Perseverance IV was built in 1934 by G J V Edwards and Sons at Dapdune Wharf, Guildford – the tenth of eleven Wey barges made by the company. The barge was built for the then owners of the Wey Navigation, William Stevens & Sons, and carried bulk wheat between the London Docklands and Coxes Lock Mill, Addlestone. After more than thirty years working the route, she was rebuilt at Dapdune Wharf from 1964 to 1966. She then went back into service, before being sold to another owner who used her as a cable-laying barge on the Regents Canal, where she ended her working life in 1982.
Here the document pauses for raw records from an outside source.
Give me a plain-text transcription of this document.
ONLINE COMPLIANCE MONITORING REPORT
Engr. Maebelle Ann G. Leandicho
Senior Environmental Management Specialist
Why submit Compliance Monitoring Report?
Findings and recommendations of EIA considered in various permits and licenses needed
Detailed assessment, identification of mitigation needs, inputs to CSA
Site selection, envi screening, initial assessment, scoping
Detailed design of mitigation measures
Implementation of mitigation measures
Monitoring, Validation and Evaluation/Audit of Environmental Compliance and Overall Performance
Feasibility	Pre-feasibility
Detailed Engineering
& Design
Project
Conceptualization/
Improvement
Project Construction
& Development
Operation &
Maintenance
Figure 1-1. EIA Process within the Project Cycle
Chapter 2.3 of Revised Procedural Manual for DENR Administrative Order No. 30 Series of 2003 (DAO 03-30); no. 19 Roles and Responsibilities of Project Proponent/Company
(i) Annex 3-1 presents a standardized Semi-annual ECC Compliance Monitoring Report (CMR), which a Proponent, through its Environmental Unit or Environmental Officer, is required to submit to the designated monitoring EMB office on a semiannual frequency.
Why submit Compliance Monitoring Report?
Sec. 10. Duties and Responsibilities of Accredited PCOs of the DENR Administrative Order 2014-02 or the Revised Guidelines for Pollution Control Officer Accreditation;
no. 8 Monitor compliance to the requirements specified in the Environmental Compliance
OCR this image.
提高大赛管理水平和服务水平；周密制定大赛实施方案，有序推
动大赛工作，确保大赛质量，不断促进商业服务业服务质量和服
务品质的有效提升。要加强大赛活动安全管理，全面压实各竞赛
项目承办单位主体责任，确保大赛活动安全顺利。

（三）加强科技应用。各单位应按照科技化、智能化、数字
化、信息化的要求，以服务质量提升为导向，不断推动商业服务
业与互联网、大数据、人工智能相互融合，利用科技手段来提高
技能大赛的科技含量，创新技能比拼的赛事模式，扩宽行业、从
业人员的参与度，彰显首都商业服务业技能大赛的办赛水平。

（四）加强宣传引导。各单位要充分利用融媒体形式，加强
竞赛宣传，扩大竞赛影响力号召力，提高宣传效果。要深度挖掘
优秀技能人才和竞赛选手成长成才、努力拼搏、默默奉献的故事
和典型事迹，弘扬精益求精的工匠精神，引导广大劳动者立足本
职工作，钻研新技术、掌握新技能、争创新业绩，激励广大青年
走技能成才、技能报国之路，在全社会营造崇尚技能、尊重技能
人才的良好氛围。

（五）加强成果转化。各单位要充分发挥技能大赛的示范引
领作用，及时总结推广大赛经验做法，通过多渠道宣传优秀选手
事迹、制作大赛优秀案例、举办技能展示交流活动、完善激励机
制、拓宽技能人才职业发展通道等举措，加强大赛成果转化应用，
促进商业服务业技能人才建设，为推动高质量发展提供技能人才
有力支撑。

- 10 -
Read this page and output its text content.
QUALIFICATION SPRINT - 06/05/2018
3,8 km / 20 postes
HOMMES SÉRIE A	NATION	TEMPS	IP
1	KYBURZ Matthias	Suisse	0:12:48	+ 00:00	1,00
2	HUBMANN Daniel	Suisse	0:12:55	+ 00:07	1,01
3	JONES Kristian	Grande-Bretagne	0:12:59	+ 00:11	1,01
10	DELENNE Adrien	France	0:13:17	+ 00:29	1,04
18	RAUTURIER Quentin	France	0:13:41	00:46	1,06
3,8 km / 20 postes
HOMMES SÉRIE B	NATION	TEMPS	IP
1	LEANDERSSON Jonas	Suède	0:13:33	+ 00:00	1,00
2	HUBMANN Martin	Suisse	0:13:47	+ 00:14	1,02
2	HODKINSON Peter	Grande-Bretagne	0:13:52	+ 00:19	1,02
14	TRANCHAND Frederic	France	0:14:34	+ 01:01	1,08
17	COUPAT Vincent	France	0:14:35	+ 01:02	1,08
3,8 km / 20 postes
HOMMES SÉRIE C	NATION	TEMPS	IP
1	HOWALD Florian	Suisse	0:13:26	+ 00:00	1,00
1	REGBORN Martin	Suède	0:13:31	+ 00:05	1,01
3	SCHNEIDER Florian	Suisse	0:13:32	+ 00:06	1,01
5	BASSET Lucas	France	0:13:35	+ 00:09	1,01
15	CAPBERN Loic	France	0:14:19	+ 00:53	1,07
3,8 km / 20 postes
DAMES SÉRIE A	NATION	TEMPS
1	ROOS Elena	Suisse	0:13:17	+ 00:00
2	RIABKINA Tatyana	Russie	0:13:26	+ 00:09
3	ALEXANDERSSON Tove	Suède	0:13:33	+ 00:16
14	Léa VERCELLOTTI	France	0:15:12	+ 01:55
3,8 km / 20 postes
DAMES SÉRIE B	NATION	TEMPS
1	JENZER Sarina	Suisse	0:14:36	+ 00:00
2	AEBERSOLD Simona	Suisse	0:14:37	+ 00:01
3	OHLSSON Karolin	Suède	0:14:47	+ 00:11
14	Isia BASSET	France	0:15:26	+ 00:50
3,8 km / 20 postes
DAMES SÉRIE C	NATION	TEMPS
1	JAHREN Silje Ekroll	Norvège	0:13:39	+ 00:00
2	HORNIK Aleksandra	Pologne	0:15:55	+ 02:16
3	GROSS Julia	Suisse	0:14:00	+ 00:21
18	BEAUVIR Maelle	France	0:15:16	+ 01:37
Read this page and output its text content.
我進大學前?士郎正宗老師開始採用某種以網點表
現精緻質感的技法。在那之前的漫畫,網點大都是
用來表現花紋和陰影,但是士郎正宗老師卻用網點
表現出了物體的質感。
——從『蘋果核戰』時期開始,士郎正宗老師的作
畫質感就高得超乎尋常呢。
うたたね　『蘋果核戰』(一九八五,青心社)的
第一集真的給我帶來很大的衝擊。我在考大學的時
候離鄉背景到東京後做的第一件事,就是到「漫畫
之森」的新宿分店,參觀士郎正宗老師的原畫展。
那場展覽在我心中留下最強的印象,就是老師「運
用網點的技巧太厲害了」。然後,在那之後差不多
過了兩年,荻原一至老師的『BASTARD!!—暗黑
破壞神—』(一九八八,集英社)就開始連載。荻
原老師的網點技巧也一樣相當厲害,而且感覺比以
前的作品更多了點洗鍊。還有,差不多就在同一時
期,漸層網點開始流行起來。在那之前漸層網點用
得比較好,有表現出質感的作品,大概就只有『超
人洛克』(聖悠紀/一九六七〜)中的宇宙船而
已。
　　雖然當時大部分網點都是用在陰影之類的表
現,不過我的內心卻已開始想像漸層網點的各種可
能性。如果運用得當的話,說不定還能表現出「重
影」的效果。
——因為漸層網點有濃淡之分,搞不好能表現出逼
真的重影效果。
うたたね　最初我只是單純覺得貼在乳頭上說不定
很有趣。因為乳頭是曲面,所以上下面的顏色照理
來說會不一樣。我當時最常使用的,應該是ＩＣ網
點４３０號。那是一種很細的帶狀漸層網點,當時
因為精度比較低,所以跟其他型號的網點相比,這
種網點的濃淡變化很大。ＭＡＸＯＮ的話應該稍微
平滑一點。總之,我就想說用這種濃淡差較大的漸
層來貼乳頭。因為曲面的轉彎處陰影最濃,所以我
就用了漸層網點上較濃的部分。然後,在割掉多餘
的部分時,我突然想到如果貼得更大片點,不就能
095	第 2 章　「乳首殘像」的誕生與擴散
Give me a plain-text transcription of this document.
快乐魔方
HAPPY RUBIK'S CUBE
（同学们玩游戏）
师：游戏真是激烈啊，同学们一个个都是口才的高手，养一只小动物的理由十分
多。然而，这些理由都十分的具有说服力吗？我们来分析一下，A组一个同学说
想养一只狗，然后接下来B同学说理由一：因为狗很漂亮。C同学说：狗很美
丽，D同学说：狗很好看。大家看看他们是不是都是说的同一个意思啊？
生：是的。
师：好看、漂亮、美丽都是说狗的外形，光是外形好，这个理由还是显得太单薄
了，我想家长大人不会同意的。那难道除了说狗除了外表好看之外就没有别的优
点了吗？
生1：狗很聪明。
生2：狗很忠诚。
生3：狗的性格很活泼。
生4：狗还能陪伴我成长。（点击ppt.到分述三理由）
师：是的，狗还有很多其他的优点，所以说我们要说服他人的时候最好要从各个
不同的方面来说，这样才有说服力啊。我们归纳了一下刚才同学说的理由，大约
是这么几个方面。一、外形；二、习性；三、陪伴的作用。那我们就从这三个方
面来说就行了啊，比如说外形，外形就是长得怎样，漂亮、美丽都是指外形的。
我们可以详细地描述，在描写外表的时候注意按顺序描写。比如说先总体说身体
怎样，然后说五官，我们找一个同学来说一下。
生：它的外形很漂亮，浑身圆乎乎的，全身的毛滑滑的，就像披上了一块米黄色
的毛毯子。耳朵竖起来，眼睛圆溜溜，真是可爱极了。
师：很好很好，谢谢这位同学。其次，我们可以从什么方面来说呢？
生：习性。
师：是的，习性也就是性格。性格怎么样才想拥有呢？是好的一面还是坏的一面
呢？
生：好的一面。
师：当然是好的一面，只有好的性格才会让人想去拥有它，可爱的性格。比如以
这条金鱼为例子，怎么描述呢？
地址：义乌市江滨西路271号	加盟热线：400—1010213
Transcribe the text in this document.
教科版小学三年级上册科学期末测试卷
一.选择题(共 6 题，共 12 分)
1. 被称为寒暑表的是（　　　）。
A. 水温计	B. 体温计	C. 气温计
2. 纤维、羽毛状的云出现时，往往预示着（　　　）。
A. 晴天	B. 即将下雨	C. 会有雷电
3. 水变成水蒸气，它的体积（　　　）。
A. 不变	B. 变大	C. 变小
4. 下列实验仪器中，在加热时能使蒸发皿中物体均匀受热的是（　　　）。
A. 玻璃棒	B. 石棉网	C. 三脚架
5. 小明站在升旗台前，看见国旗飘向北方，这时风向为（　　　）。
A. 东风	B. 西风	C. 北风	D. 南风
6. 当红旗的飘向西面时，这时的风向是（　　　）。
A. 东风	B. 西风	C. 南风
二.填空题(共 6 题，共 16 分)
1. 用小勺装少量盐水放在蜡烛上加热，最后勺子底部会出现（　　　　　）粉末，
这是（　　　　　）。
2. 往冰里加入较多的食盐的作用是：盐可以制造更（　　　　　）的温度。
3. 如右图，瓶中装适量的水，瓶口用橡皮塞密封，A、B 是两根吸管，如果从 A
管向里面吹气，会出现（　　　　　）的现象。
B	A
In 1982, she came under the ownership of the Museum of London, and was rebuilt further times: in 1986/87 and 1998.

She is one of only three remaining Wey barges in the world, and is the only floating example - the Reliance is permanently damaged and in a drydock at Dapdune Wharf, whereas Speedwell is in poor condition at the National Waterways Museum in Ellesmere Port.

In future, the National Trust hope to use the barge for public boat trips up and down the Navigations. Unfortunately, due to a lack of annual maintenance, she needs repair, and costs £10,000 per year to maintain. Consequently, the National Trust launched a 2011 appeal to raise £200,000 for the purchase and £300,000 for years of restoration.